One further explanation before some hard core cellular biochemistry follows (after ***). Our cells are dying all the time. The lining of your gut is replaced every 5 days. Even the longest lasting element of your blood is gone after half a year, and most other elements are turned over at least once a month. When these cells die, they must be cleaned up, without undue fuss (such as inflammation). The cleaners are cells called macrophages. A dying cell releases chemical signals, actually called ‘eat me’, one of which is phosphatidyl serine found on the membrane fragments of a dead cell. The fact that flippases keep it on the inner leaflet means that macrophages won’t attack a normal cell.

Slick isn’t it?

***

Flippase is a MgATPdependent aminophospholipid translocase. It localizes phosphatidylserine and phosphatidylethanolamine to the inner membrane leaflet by rapidly translocating them from the outer to the inner leaflet against an electrochemical gradient. The stoichiometry between amino phospholipid translocation and ATP hydrolysis is close to one (how will the cell have enough ATP to do anything else?). The flippase is inhibited by high calcium, and by pseudosubstrates such as vanadate, acetylphosphate and para-nitrophenyl phosphate, and by SH reactive reagents such as N-ethylmaleimide and pyridyldithioethylamine (PDA) a specific inhibitor of phospholipid translocation

[ Proc. Natl. Acad. Sci. vol. 109 pp. 1449 – 1454 ’12 ] P4-ATPases are a subfamily of P-type ATPases. They transport aminophospholipids from the exoplasmic to the cytoplasmic leaflet (and are known as flippases). Man has 14 P4-ATPases, expressed in various cell types. They are thought to be similar to the catalytic subunits of the Ca++ ATPase, and the Na, K ATPase, consisting of cytoplasmic, N, P and A domains and a membrane domain made of 10 transmembrane helices (M1 – M10).

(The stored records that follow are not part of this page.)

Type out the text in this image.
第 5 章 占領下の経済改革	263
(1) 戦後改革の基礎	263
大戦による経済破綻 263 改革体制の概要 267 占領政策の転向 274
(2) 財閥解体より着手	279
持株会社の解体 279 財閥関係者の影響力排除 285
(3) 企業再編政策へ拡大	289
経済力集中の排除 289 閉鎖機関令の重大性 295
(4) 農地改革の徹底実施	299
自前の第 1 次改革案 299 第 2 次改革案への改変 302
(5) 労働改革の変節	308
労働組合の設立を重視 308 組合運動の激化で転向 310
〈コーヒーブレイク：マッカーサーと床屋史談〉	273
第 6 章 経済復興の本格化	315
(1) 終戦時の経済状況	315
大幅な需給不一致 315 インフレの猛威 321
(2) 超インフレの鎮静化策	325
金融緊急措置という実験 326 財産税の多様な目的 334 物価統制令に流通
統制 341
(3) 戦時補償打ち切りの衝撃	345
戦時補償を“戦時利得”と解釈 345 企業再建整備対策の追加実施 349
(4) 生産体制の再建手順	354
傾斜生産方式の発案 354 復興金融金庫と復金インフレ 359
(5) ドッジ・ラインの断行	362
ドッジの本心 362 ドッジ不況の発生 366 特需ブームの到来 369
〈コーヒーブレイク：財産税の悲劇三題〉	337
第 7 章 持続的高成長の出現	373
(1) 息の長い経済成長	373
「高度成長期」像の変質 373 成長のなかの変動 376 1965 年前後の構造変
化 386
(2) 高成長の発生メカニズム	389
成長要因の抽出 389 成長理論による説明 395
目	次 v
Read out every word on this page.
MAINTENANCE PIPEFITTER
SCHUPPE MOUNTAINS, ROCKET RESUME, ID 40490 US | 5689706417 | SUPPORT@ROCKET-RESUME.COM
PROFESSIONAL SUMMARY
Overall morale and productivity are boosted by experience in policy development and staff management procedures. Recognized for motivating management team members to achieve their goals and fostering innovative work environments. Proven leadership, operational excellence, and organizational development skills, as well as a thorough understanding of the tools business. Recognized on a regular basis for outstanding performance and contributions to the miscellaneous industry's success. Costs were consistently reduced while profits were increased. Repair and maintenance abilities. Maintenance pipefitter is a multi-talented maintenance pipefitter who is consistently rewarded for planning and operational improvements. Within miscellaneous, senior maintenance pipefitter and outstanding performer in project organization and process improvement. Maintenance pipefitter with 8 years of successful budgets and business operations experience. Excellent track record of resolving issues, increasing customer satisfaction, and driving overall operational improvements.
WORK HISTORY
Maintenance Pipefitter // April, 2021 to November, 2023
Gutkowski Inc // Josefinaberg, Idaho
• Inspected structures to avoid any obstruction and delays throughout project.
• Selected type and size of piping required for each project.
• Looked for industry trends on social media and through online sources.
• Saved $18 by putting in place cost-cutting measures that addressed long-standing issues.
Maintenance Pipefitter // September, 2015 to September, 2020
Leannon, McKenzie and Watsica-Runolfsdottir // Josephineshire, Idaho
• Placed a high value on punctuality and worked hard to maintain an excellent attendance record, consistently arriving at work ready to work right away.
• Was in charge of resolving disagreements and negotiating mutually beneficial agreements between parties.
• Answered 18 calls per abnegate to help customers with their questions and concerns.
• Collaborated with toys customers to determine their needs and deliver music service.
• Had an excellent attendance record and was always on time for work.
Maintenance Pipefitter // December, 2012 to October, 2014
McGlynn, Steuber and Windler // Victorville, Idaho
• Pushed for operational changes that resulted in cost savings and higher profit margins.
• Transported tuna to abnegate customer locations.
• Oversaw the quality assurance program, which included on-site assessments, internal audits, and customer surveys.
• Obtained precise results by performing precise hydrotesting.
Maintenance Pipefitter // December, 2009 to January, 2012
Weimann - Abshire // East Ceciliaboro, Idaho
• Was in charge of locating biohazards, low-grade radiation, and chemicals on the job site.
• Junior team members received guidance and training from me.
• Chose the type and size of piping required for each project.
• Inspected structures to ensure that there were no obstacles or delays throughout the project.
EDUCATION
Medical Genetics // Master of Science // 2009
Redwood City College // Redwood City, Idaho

[ Proc. Natl. Acad. Sci. vol. 111 pp. E1334 – E1343 ’14 ] The P4-ATPases are thought to resemble the classic P-type ATPase cation pumps — a transmembrane domain of 10 helices and 3 cytoplasmic domains (P for phosphorylation, N for nucleotide binding and A for actuator). ATP8A2 forms an intermediate phosphorylated on aspartic acid (E2P)and undergoes a catalytic cycle similar to the sodium pump (Na+, K+ ATPase). Dephosphorylation of E2P is activated by the transported substrates phosphatidyl serine (PS) and phosphatidyl ethanolamine (PE), similar to the K+ activation of dephosphorylation in the sodium pump.

PE and PS are 10x as large as the cations transported by the sodium pump. This is known as the giant substrate problem. This work shows that isoleucine #364 (mutated in — patients with the ataxia, retardation and dysequilibrium syndrome Eur. J. Hum. Genet. vol. 21 pp. 281 – 285 ’13 aka CAMRQ syndrome ) forms a hydrophobic gate separating the entry and exit sites of PS. I364 likely directs the sequential formation and annihilation of water filled cavities (as shown by molecular dynamics simulations) allowing transport of the hydrophilic phospholipid head group, in a groove outlined by TMs 1, 2, 4 and 6, with the hydrocarbon chains following passively, still in the membrane lipid phase (and presumably outside the channel) — this must disrupt the hell out of the protein as it passes. They call this the credit card model — only the interaction with part of the molecule is important — just as the magnetic stripe is the only important thing about the credit card.